## 🛠️ TokenSplitter 

In [1]:
import regex as re

from estnltk import Text, Layer, Annotation
from estnltk.taggers import Retagger

class TokenSplitter( Retagger ):
    """Splits tokens into smaller tokens based on regular expression patterns.""" 
    conf_param = ['patterns', 'break_group_name']
    
    def __init__(self, patterns, break_group_name:str='end'):
        # Set input/output layers
        self.input_layers = ['tokens']
        self.output_layer = 'tokens'
        self.output_attributes = ()
        # Set other configuration parameters
        if not (isinstance(break_group_name, str) and len(break_group_name) > 0):
            raise TypeError('(!) break_group_name should be a non-empty string.')
        self.break_group_name = break_group_name
        # Assert that all patterns are regular expressions in the valid format
        if not isinstance(patterns, list):
            raise TypeError('(!) patterns should be a list of compiled regular expressions.')
        # TODO: we use an adhoc way to verify that patterns are regular expressions 
        #       because there seems to be no common way of doing it both in py35 
        #       and py36
        for pat in patterns:
            # Check for the existence of methods/attributes
            has_match   = callable(getattr(pat, "match", None))
            has_search  = callable(getattr(pat, "search", None))
            has_pattern = getattr(pat, "pattern", None) is not None
            for (k,v) in (('method match()',has_match),\
                          ('method search()',has_search),\
                          ('attribute pattern',has_pattern)):
                if v is False:
                    raise TypeError('(!) Unexpected regex pattern: {!r} is missing {}.'.format(pat, k))
            symbolic_groups = pat.groupindex
            if self.break_group_name not in symbolic_groups.keys():
                raise TypeError('(!) Pattern {!r} is missing symbolic group named {!r}.'.format(pat, self.break_group_name))
        self.patterns = patterns

    def _change_layer(self, text, layers, status):
        # Get changeble layer
        changeble_layer = layers[self.output_layer]
        # Iterate over tokens
        add_spans    = []
        remove_spans = []
        for span in changeble_layer:
            token_str = text.text[span.start:span.end]
            for pat in self.patterns:
                m = pat.search(token_str)
                if m:
                    break_group_end = m.end( self.break_group_name )
                    if break_group_end > -1 and \
                       break_group_end > 0  and \
                       break_group_end < len(token_str):
                        # Make the split
                        add_spans.append( (span.start, span.start+break_group_end) )
                        add_spans.append( (span.start+break_group_end, span.end) )
                        remove_spans.append( span )
                        # Once a token has been split, then break and move on to 
                        # the next token ...
                        break
        if add_spans:
            assert len(remove_spans) > 0
            for old_span in remove_spans:
                changeble_layer.remove_span( old_span )
            for new_span in add_spans:
                changeble_layer.add_annotation( new_span )

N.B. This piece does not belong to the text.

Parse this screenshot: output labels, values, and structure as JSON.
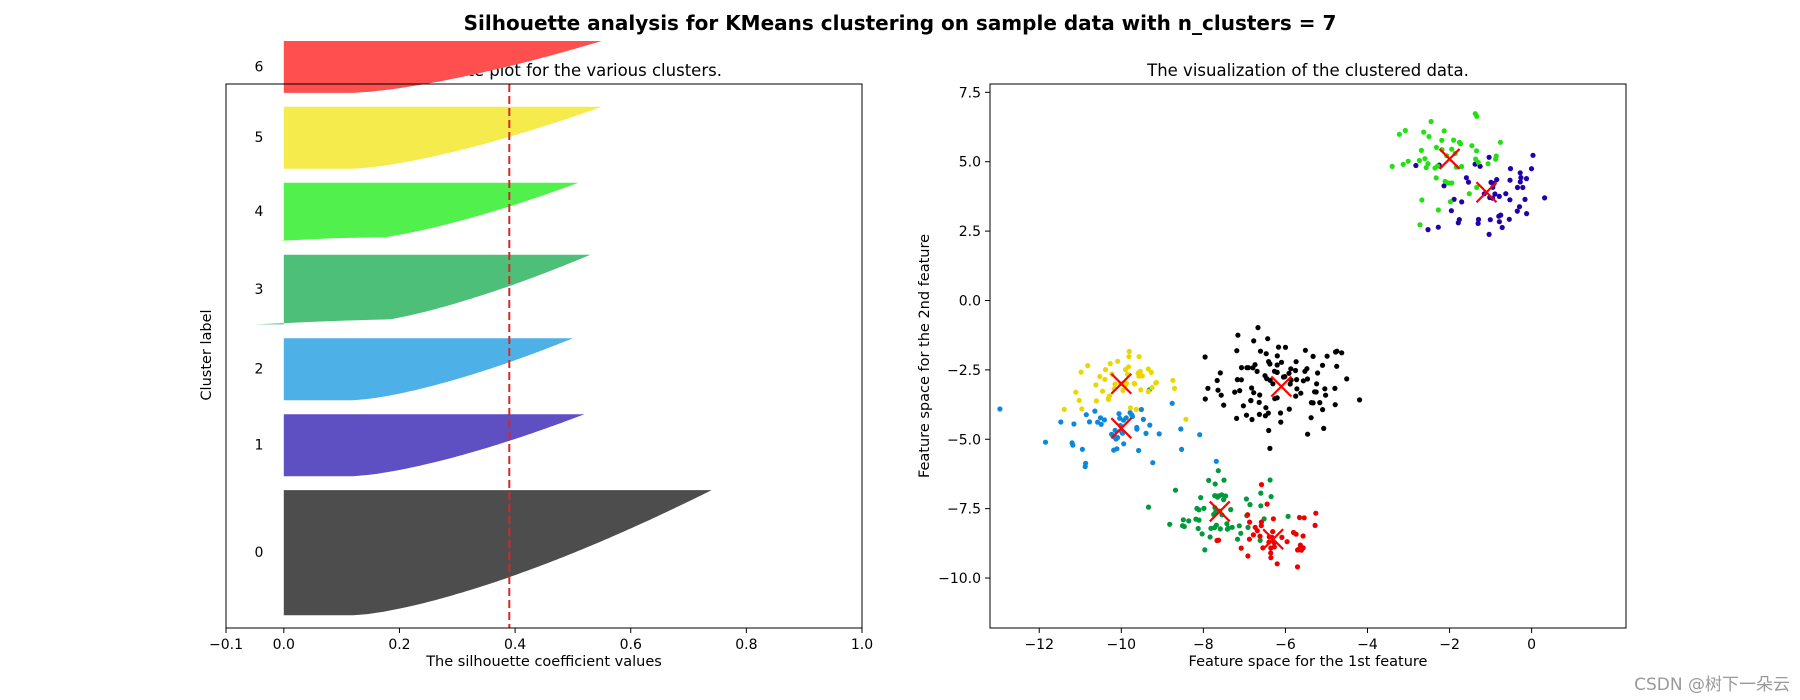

### Example 1: applying TokenSplitter on old language

In [2]:
token_splitter = TokenSplitter(patterns=[re.compile('[0-9]*(?P<end>[0-9])[a-züõöä]+'),\
                                         re.compile('[a-züõöä]+(?P<end>[a-züõöä])[A-ZÜÕÖÄ][a-züõöä]+')])

t=Text('Linnasekretär U.Jõgi luges linnawolikogu 20dets.1920a.koosoleku protokolli ette. '+\
       'Too oli krahwManteufelli maatüki müügi asjas.')
t.tag_layer(['tokens'])
token_splitter.retag(t)
t.tokens

layer name,attributes,parent,enveloping,ambiguous,span count
tokens,,,,False,24

text
Linnasekretär
U
.
Jõgi
luges
linnawolikogu
20
dets
.
1920


### Example 2: applying TokenSplitter on Internet language

In [3]:
token_splitter = TokenSplitter(patterns=[re.compile('(?P<end>ma|ise)[a-züõöä]+', re.I),\
                                         re.compile('(?P<end>ümber|välja)[a-züõöä]+')])

t=Text('Mai tea, väljavalitud ja ümberlükatud asjad -- isetead mis teed nendega'+\
       '')
t.tag_layer(['tokens'])
token_splitter.retag(t)
t.tokens

layer name,attributes,parent,enveloping,ambiguous,span count
tokens,,,,False,17

text
Ma
i
tea
","
välja
valitud
ja
ümber
lükatud
asjad